De empós então o viramundo devolve(o violão) ao meu amigo, e visivelmente emocionado diz "valeu de Muito, mermão, eu tava precisando". E como se não houvesse feito nada de mais entrou num puxavanço de assunto com ele  - onde e com quem estudava, se  dava aulas, se tinha violão feito por "luthier" e por aí vai. O meu amigo o interrompe:" pô cara olha só, depois do que você fez o mínimo que eu espero é que você me responda umas perguntas, essa aqui pelo menos: COMO que um cara com o seu talento está aqui desse jeito, dormindo na rua no paredão da avenida Chile???? Não quero me meter na tua vida, mas convenhamos que é uma pergunta razoável, né? Inda mais numa hora dessas?"
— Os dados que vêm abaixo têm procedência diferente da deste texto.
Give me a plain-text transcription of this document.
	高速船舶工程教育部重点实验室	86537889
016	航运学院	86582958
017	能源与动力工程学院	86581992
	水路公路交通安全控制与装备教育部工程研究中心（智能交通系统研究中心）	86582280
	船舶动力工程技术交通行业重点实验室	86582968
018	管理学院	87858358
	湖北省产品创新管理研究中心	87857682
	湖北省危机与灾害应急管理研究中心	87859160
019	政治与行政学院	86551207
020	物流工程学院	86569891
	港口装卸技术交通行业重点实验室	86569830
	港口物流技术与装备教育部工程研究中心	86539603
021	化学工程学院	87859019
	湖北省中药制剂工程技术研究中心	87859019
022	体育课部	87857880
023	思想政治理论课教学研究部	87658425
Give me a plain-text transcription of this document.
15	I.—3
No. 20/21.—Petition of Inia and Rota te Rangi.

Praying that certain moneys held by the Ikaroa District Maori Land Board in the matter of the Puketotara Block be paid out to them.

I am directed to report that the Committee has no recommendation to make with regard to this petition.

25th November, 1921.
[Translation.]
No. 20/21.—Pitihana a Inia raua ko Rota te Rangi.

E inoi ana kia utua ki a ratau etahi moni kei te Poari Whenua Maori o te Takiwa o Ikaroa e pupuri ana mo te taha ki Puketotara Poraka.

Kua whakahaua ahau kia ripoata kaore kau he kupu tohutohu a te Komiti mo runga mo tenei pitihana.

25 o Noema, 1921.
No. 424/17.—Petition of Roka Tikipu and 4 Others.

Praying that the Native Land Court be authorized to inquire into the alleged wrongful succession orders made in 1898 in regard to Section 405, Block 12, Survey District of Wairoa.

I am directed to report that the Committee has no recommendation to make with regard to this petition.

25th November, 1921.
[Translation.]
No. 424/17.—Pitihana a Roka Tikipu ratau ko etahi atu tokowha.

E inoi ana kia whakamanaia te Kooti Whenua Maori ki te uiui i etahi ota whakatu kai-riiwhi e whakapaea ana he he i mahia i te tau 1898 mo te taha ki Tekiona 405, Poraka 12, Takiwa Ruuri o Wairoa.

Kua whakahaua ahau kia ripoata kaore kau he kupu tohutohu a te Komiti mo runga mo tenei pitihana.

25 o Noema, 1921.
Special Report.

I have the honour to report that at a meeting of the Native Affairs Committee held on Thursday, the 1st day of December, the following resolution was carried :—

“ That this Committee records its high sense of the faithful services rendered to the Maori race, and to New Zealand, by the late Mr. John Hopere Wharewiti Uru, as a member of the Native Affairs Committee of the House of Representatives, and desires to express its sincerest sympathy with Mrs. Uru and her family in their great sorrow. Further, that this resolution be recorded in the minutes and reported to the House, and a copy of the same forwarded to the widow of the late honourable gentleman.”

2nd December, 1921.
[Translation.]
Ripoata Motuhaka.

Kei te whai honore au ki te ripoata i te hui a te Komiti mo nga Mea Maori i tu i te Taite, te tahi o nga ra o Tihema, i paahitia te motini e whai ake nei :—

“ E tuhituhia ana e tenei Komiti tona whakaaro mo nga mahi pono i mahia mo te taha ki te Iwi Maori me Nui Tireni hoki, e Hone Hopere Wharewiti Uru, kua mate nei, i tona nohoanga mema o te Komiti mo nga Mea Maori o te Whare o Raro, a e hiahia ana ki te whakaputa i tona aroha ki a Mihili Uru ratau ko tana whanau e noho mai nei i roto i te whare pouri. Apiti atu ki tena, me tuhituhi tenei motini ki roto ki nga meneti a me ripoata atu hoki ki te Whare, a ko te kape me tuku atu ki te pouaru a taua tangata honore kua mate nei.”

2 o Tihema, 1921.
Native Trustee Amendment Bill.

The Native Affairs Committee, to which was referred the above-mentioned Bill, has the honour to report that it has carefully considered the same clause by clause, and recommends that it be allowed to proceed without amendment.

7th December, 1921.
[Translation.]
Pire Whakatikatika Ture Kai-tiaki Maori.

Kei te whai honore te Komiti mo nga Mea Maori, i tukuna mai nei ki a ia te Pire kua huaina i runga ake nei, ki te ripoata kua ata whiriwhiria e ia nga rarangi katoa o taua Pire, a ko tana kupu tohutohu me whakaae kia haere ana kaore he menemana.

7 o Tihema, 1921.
O concertista improvável não se fez de rogado. Mas meteu a mão num dos lados do corpo, e surgiu uma garrafinha de água mineral  dessas de camelô - mas o líquido que estava dentro era meio escuro. Destampada que foi, o cara mandou pra dentro um golaço, limpou a boca com as costas da mão e ofereceu "manda aí, é uisquinho, cortesia de um turista bêbado que trocava as pernas por  aqui ontem ". Arley provou - ERA uísque mesmo, e do bom. Ele então começou: "cara o meu lance é bem comum na verdade, história que não interessa ninguém. Minha família nem é pobre, embora não seja rica, eu não sou daqui sou de Bom Jardim, mas vim pra cá uns vinte anos atrás pra estudar violão no Conservatório Brasileiro de Música. Eu tinha uns alunos aqui no centro mesmo,  morava aí nas quebradas da Cruz Vermelha. Tinha uma vida normal como todo mundo, saía no bloco das piranhas todo carnaval, enfim, é isso aí. Me formei, dei recital, um dos professores falou de mim prum colega, queriam me levar pra Alemanha, fazer doutorado, me especializar, essas merdas. Não fui porra nenhuma. O caso, mermão, é que eu tinha uma mina lá em Bom Jardim, uma fulana também musicista, professora. Linda, mermão, mas linda de doer. A gente tinha um lance, saca, namoro antigo,  compromisso. Falei com ela sobre a Alemanha, ela num quis nem ir comigo e muito menos que eu fosse. Fiquei, casamos, eu dava aula ela também, a coisa deu Curumim, um molecão taludo, cara, lindório mermo. 
Mas aí mermão, quando o moleque fez cinco anos foi que tudo fudeu. ' filhadaputa me traiu, xará, me traiu com um colega professor, um arrombado. Mermão eram quinze anos de lance, fora os trocados, a gente era grudado mermo, saca. E fudeu tudo, ela destrumpeteu se mandou, eu fiquei Muito na merda. Daí foi que parei com tudo, larguei com tudo. Larguei o guri com o meu pai, meti a cara no mundo, descaralhei. Isso tem tempo já. tem tempo..." e o cara parou de falar, assim num  cós-momentó. Ficou olhando os pés - tão imundos quanto o restante dele, e pareceu mesmo esquecer que meu amigo estava ali ao lado. E não abriu mais a boca. Arley olhou bem pra ver se o viramundo não tinha adormecido num repentê, mas não - de olhos bem abertos continuava fitando os pés, mas num modó Desligário. Voltara todo pro funduréu intransponível dos seus Pensares, lasso, absorto. Cânho. E de tal profundú nada mais subiria, de modo que meu amigo, depois de levantar e reencapar  a viola, recomeçou lentamente seu procissório, rumo à treze de maio.
Voltou-se pra olhar   várias vezes: a ver  se no duró das braguetas não tinha  sido mesmo cambôncia malungúria exu o que acabara de ver, naquele enxó-madrugada,  murundó dela  avenida Chile.